Withholding or Withdrawing Life-Sustaining Medical Treatment
The social commitment of the physician is to sustain life and relieve suffering. Where the performance of one duty conflicts with the other, the preferences of the patient should prevail. The principle of patient autonomy requires that physicians respect the decision to forego life-sustaining treatment of a patient who possesses decision-making capacity. Life-sustaining treatment is any treatment that serves to prolong life without reversing the underlying medical condition. Life-sustaining treatment may include, but is not limited to, mechanical ventilation, renal dialysis, chemotherapy, antibiotics, and artificial nutrition and hydration...

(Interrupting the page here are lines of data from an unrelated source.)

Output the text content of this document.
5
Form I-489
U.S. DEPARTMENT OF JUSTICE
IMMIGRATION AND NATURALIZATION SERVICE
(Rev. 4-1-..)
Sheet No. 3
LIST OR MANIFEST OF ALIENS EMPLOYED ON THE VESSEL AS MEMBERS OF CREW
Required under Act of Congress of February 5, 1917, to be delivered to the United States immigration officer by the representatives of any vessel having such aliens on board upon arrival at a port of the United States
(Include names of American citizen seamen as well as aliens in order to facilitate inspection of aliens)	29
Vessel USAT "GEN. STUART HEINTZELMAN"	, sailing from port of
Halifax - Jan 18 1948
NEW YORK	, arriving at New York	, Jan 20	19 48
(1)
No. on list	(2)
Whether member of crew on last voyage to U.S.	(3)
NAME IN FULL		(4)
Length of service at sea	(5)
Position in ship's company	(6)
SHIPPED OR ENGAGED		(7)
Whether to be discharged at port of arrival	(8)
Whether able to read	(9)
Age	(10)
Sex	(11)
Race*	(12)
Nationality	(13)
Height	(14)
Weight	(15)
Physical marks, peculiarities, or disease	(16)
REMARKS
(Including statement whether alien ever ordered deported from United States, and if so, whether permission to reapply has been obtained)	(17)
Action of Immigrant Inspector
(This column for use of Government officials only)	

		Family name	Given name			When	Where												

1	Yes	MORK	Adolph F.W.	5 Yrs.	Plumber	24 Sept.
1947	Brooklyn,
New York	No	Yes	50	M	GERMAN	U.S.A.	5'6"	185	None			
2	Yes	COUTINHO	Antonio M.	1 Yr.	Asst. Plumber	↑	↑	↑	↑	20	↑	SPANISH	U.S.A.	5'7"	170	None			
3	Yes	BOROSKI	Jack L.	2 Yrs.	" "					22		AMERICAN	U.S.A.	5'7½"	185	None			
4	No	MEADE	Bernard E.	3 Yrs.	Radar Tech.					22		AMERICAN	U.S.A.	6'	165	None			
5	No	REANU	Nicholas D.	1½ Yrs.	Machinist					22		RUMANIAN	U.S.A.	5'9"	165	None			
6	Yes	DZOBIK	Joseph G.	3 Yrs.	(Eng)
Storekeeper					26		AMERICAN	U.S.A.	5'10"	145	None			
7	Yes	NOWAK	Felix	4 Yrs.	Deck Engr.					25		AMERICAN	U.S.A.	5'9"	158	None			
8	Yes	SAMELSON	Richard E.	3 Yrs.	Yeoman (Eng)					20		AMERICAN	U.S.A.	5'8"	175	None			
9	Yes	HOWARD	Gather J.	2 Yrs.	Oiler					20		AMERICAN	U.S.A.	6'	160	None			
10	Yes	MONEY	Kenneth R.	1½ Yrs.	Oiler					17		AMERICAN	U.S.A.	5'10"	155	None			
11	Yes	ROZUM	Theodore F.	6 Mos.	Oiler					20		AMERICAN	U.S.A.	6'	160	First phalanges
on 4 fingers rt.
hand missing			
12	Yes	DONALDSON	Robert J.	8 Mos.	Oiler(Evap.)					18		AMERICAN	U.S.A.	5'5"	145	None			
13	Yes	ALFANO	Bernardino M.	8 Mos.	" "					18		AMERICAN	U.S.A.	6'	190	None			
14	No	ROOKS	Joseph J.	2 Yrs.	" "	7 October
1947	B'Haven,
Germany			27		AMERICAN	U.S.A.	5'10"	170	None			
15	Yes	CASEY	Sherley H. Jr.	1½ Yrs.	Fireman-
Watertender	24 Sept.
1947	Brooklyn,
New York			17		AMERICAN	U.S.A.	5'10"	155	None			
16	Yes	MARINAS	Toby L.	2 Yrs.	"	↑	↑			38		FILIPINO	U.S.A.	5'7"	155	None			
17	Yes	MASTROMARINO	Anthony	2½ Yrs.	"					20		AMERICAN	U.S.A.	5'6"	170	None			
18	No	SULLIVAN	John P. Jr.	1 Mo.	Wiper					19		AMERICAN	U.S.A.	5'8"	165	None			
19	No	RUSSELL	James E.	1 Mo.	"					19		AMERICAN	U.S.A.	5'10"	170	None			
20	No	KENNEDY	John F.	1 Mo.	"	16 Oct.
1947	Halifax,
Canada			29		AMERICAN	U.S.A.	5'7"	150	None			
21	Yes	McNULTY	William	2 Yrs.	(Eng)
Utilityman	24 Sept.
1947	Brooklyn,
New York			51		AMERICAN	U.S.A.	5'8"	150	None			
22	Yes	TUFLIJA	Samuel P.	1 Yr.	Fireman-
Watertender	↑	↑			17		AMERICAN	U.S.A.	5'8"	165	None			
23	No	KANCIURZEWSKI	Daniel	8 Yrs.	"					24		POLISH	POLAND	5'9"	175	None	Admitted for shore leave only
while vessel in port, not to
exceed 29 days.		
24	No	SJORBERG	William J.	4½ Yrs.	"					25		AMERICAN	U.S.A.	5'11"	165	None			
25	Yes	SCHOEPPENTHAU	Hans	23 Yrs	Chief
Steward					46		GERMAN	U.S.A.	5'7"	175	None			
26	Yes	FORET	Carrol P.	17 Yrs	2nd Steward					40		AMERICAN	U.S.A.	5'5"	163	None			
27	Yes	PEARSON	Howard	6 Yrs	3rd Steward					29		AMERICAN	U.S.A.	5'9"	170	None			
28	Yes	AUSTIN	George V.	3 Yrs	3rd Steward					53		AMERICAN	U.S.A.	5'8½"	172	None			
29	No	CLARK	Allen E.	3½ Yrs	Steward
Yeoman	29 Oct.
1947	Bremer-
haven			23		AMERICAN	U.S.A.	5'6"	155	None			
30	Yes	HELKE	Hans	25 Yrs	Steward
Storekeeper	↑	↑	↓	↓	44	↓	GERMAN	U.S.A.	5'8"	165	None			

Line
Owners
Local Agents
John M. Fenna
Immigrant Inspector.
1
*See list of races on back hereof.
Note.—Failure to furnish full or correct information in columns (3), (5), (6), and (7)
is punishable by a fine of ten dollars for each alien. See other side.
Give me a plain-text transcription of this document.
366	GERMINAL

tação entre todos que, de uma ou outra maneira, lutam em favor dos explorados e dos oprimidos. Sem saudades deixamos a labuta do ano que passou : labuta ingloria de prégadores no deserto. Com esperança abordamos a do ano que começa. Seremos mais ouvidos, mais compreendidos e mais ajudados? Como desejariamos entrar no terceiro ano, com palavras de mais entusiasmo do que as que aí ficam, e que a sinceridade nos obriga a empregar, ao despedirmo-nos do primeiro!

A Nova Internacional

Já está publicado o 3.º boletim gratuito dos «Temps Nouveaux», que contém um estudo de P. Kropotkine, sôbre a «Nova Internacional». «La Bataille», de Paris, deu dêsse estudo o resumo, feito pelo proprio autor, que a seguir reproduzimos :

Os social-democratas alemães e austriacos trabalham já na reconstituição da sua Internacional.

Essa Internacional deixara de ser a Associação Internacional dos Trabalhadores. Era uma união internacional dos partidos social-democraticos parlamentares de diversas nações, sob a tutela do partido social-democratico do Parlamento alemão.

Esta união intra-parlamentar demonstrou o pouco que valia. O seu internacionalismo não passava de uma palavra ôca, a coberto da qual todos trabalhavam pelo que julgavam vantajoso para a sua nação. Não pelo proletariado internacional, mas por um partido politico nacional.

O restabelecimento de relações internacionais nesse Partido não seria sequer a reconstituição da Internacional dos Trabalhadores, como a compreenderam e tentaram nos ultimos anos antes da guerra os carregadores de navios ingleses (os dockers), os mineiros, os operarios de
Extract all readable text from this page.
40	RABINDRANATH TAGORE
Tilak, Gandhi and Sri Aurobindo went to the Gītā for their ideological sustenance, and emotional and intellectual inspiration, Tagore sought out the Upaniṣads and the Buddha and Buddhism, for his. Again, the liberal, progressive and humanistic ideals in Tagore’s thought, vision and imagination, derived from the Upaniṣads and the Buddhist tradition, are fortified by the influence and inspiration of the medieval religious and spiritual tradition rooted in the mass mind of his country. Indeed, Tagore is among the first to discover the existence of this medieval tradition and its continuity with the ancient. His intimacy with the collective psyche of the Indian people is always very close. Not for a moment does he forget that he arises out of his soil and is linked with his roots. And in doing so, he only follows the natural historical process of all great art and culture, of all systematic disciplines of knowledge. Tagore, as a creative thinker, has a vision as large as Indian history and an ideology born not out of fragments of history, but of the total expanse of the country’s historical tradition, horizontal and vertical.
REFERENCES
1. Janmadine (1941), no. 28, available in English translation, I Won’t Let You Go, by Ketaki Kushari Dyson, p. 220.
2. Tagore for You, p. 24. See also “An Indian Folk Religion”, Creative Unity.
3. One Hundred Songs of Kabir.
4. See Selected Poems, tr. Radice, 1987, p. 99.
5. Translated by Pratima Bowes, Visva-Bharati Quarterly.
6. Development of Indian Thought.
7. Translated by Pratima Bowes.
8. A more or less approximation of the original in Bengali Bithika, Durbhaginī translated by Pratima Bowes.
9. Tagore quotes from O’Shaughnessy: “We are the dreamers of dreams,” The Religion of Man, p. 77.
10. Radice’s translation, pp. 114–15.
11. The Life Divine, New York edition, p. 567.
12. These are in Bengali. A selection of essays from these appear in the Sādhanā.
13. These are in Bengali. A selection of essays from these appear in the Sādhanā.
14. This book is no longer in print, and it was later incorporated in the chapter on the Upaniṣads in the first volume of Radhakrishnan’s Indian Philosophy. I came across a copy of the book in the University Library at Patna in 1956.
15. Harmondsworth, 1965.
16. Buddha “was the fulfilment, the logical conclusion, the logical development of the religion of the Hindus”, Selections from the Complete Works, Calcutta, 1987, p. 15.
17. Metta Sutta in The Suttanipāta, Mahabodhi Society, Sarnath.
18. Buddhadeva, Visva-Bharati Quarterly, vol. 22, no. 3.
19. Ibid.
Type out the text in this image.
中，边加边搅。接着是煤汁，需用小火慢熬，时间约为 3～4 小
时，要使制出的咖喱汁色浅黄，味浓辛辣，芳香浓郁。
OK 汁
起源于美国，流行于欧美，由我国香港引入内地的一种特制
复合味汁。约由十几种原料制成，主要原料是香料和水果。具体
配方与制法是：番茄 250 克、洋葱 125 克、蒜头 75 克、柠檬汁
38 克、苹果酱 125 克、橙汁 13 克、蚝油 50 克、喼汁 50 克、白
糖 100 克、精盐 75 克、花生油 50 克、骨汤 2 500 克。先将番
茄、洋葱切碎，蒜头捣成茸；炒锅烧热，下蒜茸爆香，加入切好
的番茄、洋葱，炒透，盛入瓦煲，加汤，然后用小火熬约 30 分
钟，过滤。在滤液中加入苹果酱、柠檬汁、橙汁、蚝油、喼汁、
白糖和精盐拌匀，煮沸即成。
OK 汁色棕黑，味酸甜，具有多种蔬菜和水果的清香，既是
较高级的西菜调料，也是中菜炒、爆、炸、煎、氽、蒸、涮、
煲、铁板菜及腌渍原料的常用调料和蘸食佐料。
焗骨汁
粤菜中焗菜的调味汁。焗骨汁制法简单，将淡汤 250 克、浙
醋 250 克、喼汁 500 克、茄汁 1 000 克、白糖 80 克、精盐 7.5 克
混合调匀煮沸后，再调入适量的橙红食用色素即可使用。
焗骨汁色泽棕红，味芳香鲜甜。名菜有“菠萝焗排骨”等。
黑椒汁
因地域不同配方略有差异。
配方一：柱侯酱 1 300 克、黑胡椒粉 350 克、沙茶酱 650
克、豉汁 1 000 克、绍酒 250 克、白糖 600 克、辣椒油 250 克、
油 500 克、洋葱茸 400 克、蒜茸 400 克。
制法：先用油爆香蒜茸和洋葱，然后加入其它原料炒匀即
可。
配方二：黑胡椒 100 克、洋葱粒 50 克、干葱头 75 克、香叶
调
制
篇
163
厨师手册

Optimal Use of Orders-Not-To-Intervene and Advance Directives
More rigorous efforts in advance care planning are required in order to tailor end-of-life care to the preferences of patients so that they can experience a satisfactory last chapter in their lives. There is need for better availability and tracking of advance directives, and more uniform adoption of form documents that can be honored in all states of the United States …. Surrogate Decision Making Competent adults may formulate, in advance, preferences regarding a course of treatment in the event that injury or illness causes severe impairment or loss of decision-making capacity. These preferences should be followed by the health care team out of respect for patient autonomy. Patients may establish an advance directive by documenting their treatment preferences and goals or by designating a proxy to make health care decisions on their behalf...
A careful reading of the foregoing procedural positions from the AMA leaves a clear impression that health-care providers are looking for input from their patients or the patient's surrogates in treatment relating to end-of-life. Too often the patient or family simply let the system go into automatic mode and they do not assert their rights. It is extremely important for the medical community to know beforehand what the wishes of a person are concerning his or her medical treatment.